GitHub Actions caches are not shared across arbitrary sibling branches. A run can restore from:

- its own branch
- the default branch
- for pull requests, the PR base branch

So the right model is not "share caches between feature branches". The right model is:

1. `main` stays warm and acts as the shared parent lineage.
2. A feature branch restores from its own cache if it already has one.
3. Otherwise the feature branch restores from `main`.
4. A feature-branch push may then save a better branch-local cache for later runs of that same branch.

## How This Repo Is Wired

In [`.github/workflows/ci.yml`](../.github/workflows/ci.yml):

- `push` runs on `main` and all feature branches.
- The heavy cache-producing CI workflow does not run on `pull_request`.
- `Swatinem/rust-cache` uses a stable `shared-key: workspace`.
- `save-if` is enabled only for `push` events.

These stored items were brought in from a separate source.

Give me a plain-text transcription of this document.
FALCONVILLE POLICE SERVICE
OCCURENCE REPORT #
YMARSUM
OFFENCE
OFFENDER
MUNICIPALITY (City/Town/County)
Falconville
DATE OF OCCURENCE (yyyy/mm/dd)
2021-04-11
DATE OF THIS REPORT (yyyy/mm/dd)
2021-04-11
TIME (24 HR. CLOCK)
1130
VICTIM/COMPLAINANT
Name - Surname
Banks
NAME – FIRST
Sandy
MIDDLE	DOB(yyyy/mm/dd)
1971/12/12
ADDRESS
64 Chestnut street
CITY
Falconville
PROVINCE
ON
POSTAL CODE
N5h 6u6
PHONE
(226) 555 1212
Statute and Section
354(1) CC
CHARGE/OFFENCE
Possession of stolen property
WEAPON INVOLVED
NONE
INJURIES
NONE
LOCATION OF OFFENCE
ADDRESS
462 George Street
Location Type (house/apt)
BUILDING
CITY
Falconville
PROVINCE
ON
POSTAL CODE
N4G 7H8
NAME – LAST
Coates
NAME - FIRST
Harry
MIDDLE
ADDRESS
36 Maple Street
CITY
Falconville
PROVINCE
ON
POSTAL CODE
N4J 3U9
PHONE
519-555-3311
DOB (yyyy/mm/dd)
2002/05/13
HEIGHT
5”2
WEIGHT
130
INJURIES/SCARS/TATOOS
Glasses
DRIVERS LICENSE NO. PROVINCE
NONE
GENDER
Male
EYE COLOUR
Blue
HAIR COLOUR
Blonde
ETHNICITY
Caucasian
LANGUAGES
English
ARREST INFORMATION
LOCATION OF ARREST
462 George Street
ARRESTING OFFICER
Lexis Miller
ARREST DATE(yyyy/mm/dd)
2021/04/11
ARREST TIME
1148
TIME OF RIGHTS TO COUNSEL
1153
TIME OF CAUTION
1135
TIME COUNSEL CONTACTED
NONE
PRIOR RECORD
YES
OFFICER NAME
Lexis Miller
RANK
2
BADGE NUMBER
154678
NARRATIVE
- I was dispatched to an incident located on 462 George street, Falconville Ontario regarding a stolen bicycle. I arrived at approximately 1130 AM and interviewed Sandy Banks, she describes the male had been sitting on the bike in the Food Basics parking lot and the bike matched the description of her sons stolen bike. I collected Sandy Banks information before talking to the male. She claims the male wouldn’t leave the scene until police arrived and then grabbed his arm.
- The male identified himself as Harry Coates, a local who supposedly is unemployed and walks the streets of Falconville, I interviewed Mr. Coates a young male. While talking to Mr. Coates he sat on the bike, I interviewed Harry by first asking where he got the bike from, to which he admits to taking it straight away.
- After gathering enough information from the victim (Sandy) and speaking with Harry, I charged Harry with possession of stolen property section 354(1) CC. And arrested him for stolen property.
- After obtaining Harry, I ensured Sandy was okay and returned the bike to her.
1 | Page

In [`.github/workflows/_bootstrap-e2e.yml`](../.github/workflows/_bootstrap-e2e.yml):

- The cache-benchmark composite (formerly `./.github/actions/cache-benchmark-zccache/`) moved to `zackees/setup-soldr` with the rest of the third-party comparison surface — see soldr#674.
- `save_cache` is passed through from the caller and is `${{ github.event_name == 'push' }}` in `ci.yml`.
- There is no duplicate `pull_request` cache-writing path.

That produces the intended behavior: a push to `main` refreshes the canonical dependency cache, a push to a feature branch saves a branch-local cache in that branch scope, and any PR from that branch surfaces the latest push-run checks instead of a duplicated merge-ref cache lineage.

This repository itself is the reference implementation of that pattern.